Five Years Later, F-35 Relationship Better, But Trust Still Elusive


Lt. Gen. Christopher C. Bogdan, the program executive officer for the F-35 Lightning II Joint Program Office, speaks to airmen and civilian employees who work on the F-35A Lightning II at Nellis AFB, Nev., Aug. 27, 2015. Air Force photo by SSgt. Siuta B. Ika.

Shortly before taking over the F-35 Joint Program Office in 2012, Lt. Gen. Christopher Bogdan put all the program stakeholders—the services, Congress, international partners, and contractors—on notice that there was a new sheriff in town.

Speaking at AFA’s Air & Space Conference in September of that year, Bogdan made headlines by saying the relationship between Lockheed Martin and the government was “the worst I’ve ever seen” promising “straight talk” about what was then only a slowly improving $1.5 trillion project (now expected to cost about $850 billion).

Bogdan said the JPO would have to “fundamentally change the way we do business with Lockheed Martin,” noting that while its performance was improving, the learning curve and cost just wasn’t coming down fast enough. Five years later, Bogdan—who steps down from the job on Thursday and retires in June—said there’s still a trust issue between Lockheed Martin and the government, and that it must improve for the long run.

Bogdan said he planned those seemingly off-the-cuff comments that day at the AFA conference. His comment about Lockheed was “a factual statement,” but he didn’t warn his many bosses that he was going to be so blunt, knowing “they wouldn’t have wanted me to” and might have “tried to convince me otherwise.”

He spoke directly, even though “right then and there, it could have been over”—meaning he might have been fired—but “I would have been okay with that” because he was convinced that such an attitude “was what was necessary to turn the program around.” The “culture and the behavior was one of the root problems with the program” and had to be shaken up. “And that was my shot across the bow to tell everybody that that was one of the things we needed to fix.” He was gratified that his many bosses let him do it his own way.

Both Service Acquisition Executives—William LaPlante and Darlene Costello in the Air Force, Sean Stackley at the Navy—as well as Pentagon acquisition chief Frank Kendall and former Defense Secretary Ashton Carter and Deputy Defense Secretary Robert Work—“all gave me great support,” Bogdan said. “I will tell you, I went out on a limb sometimes, and I stuck my neck out and created controversy, and I broke some glass and there were many, many times they could have very easily cut my knees out from under me, and they didn’t. And I appreciate that.”

Another time he expected blowback was a comment he made in Australia. “In the midst of negotiating the endgame of Lot 5, I was frustrated with Lockheed,” because after 15 months, “we still weren’t there.” He said “something like, ‘I’m tired of Lockheed squeezing every nickel out of us as if they think this is the last airplane we will ever buy from them.’” It could have “very easily been dealt with differently” by the higher-ups.

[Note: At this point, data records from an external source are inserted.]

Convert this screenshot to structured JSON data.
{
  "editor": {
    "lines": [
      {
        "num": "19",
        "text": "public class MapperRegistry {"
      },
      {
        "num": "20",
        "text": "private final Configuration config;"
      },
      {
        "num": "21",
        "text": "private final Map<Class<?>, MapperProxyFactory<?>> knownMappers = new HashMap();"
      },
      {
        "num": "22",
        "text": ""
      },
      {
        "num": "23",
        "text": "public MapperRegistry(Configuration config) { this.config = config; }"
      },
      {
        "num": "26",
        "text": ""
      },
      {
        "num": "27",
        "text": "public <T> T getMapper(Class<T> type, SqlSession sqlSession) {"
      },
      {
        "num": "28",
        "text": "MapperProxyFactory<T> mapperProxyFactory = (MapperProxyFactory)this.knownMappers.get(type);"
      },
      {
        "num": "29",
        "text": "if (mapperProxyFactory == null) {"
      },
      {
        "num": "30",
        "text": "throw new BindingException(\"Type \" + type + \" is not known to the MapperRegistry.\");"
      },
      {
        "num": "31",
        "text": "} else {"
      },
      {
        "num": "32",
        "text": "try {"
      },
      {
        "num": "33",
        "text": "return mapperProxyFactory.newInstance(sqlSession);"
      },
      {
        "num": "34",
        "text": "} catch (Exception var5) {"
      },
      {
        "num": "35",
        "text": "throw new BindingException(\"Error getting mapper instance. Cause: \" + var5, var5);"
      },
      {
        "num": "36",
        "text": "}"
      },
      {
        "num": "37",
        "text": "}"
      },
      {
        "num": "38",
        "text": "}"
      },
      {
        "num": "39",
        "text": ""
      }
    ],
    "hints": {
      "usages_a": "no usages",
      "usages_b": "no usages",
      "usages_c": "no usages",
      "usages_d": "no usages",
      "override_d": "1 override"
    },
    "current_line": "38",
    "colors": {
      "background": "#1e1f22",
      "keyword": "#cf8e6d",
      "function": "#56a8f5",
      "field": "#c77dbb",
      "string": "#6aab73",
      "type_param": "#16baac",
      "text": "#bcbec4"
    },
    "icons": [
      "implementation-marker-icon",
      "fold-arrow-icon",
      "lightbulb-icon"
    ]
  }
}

Deciding to unilaterally set the price on Lot 9 was another episode where Bogdan was gratified that the Defense Department “wholly supported me.” After 18 months—and seemingly within a breath of signing a deal—something happened that set the negotiations back, which Bogdan wouldn’t discuss on the record, though he said it caused him to simply set a price and halt the discussions. Lockheed ultimately agreed to the “price and terms and conditions” Bogdan set for Lot 9.

So has the relationship improved, five years on? It’s “better, but not good enough,” Bogdan asserted. “I think there’s still a trust deficit, on both sides,” he noted. “We communicate better,” and he believes industry “recognizes that communicating in a very clear, transparent way, even though it’s sometimes painful, gets you to solutions faster, and gets you to the root causes [of problems] and moves the program along better.” But there’s still that suspicion, he said.

“On the government side, we’re still skeptical in some instances that industry would put the warfighter first, over anything else.” On the industry side, “I think they don’t trust government,” and fear “we’re going to take business away from them, in the long term.”

While Lockheed does a lot of contractor logistics support now and would like to get the work on future upgrades, Bogdan said “the natural evolution of every acquisition program I’ve ever seen, especially for airplanes, is that we do move a lot of stuff organically,” meaning, the Air Force will do its own maintenance, logistics, and support in house. There’s also been a push, especially within the Air Force, to “own the technical baseline” so that upgrades and modifications can be competed, instead of going always to the original prime.

“It’s not to punish industry,” he explained, but “we can’t afford it sometimes,” and sometimes industry itself “has moved on to something else.”

The “natural evolution” of a program “is to move things in-house and organically, and I would think on this program everyone would be better served if we recognize that and plan for it. And I don’t think we have a good-enough relationship to do that, yet.”

Is there a prescription to improving that trust? Bogdan answered, “over time, your actions, and the way you behave, and the things you do will engender trust. It’s not something you can just talk about and have it change right away. You’ve just got to do things for each other and with each other that just build it up.”